In 2017, more than 100 companies worldwide will default on loans. Why? For most companies, lack of a thorough debt compliance process. A failure to fully understand the agreements for the quarterly CFO Compliance Certificate can lead to an auditor citation for a SOX deficiency or material weakness. For most companies, a debt compliance process is often incomplete, unorganized, and understaffed. But it’s a process that can easily be broken down and organized into a precise and efficient program.

Debt compliance risk may be the most overlooked enterprise liability a company faces. It’s rarely mentioned in any enterprise risk list, yet, a covenant violation can shut down a company, destroy its reputation, and crater its market cap. Debt compliance risk is also a GAAP risk, a SOX risk, and a career risk. Yet, while most corporations have processes to manage risk and create efficiencies to ensure good, sound business the debt compliance process is most often overlooked and underestimated. However, one could argue, it’s the single most likely risk the company faces.

Many below-investment-grade treasurers underestimate their covenant violation risks, are not aware of the GAAP and SOX risks. They believe that if there is a covenant violation, all it takes is taking their lenders out to lunch and all will be forgiven. As a result, they invest little time and few resources to managing their debt compliance. In some cases, there may be no policy, no financial covenant stress testing, and no review of a comprehensive covenant checklist.

Yet, before Treasury talks to their lenders, it quickly goes downhill. Treasury will have to inform the CFO, the General Counsel, the CEO, the auditors about issuing an 8-K announcing the default, and possibly even their investment bankers, and develop a strategy to tell the lenders how they will cure the default. The company will quickly find that it has lost control, especially if it is public with the required 8-K notice of default.

Automating the debt compliance process allows for accurate and complete evaluations by people knowledgeable about the covenants and documents the attestations about covenant compliance with a questionnaire process.
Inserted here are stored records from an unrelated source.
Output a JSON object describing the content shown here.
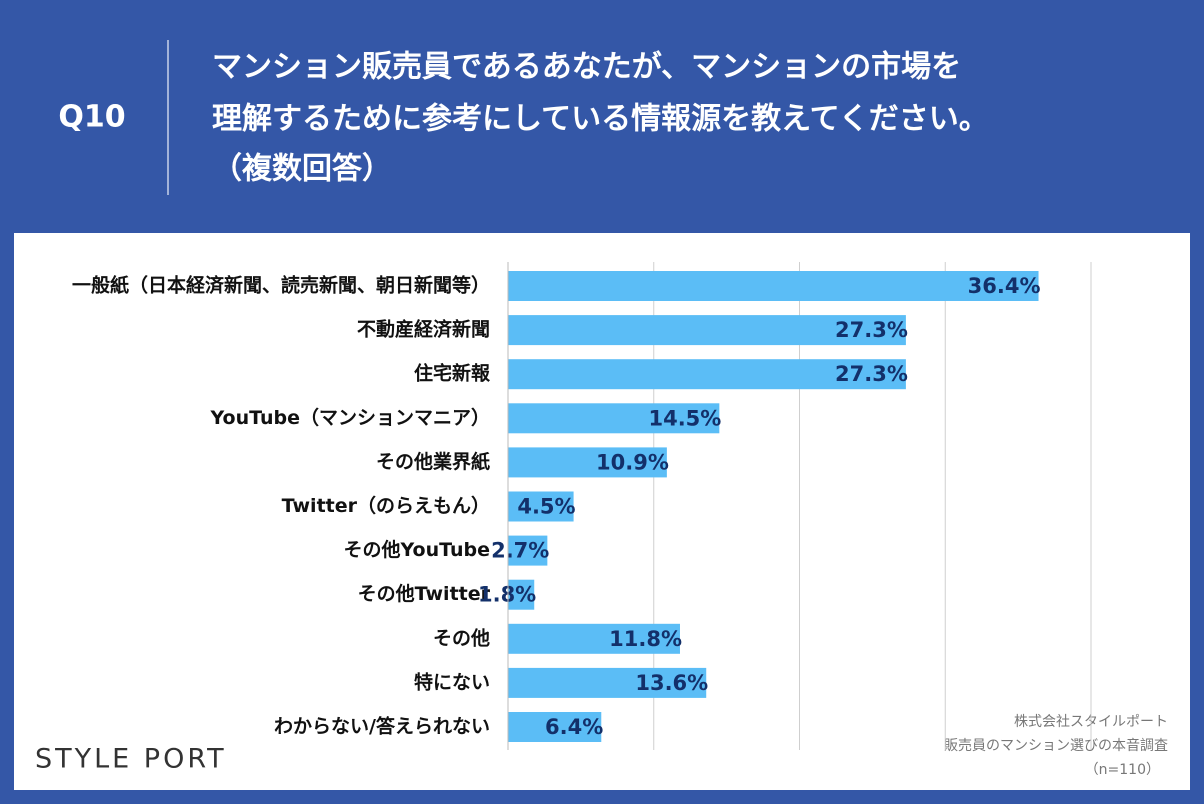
{
  "question_number": "Q10",
  "title": [
    "マンション販売員であるあなたが、マンションの市場を",
    "理解するために参考にしている情報源を教えてください。",
    "（複数回答）"
  ],
  "logo": "STYLE PORT",
  "footer": [
    "株式会社スタイルポート",
    "販売員のマンション選びの本音調査",
    "（n=110）"
  ],
  "chart_data": {
    "type": "bar",
    "orientation": "horizontal",
    "categories": [
      "一般紙（日本経済新聞、読売新聞、朝日新聞等）",
      "不動産経済新聞",
      "住宅新報",
      "YouTube（マンションマニア）",
      "その他業界紙",
      "Twitter（のらえもん）",
      "その他YouTube",
      "その他Twitter",
      "その他",
      "特にない",
      "わからない/答えられない"
    ],
    "values": [
      36.4,
      27.3,
      27.3,
      14.5,
      10.9,
      4.5,
      2.7,
      1.8,
      11.8,
      13.6,
      6.4
    ],
    "value_labels": [
      "36.4%",
      "27.3%",
      "27.3%",
      "14.5%",
      "10.9%",
      "4.5%",
      "2.7%",
      "1.8%",
      "11.8%",
      "13.6%",
      "6.4%"
    ],
    "color": "#5bbdf6",
    "xlim": [
      0,
      40
    ],
    "xticks": [
      0,
      10,
      20,
      30,
      40
    ],
    "grid": true
  }
}
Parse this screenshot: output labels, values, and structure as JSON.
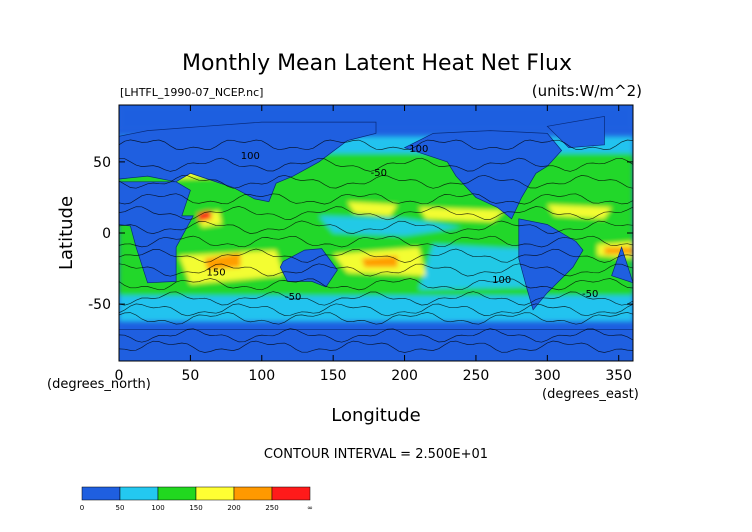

A DCS automation has six key benefits:

  1. All compliance issues are quickly, accurately and consistently researched with hyperlinked web pages, multi-agreement contextual searching, and knowledge-sharing
  2. A risk-based comprehensive covenant checklist
  3. An in-depth questionnaire process based upon truly at-risk covenants
  4. A Debt Calendar process that ensures the timely delivery of all regularly scheduled debt requirements
  5. No implementation or maintenance by IT
  6. Per a KPMG opinion, SaaS prepaid service fees (aka implementation costs) can be capitalized and amortized over the life of the contract

Debt compliance, especially for speculative grade companies, cannot be effectively done by Treasury and Legal alone due to the sheer number, complexity, and breadth of the covenants. That’s why Debt Compliance Services designed a system that reduces the probability of an unexpected technical default by 90%.

By creating checklists, dynamic questionnaires, clickable text definitions, and a process that captures and delivers expertise from key stakeholders to compliance about covenants, automation minimizes the risk that otherwise good business decisions inadvertently breach covenants. Now that’s good for business.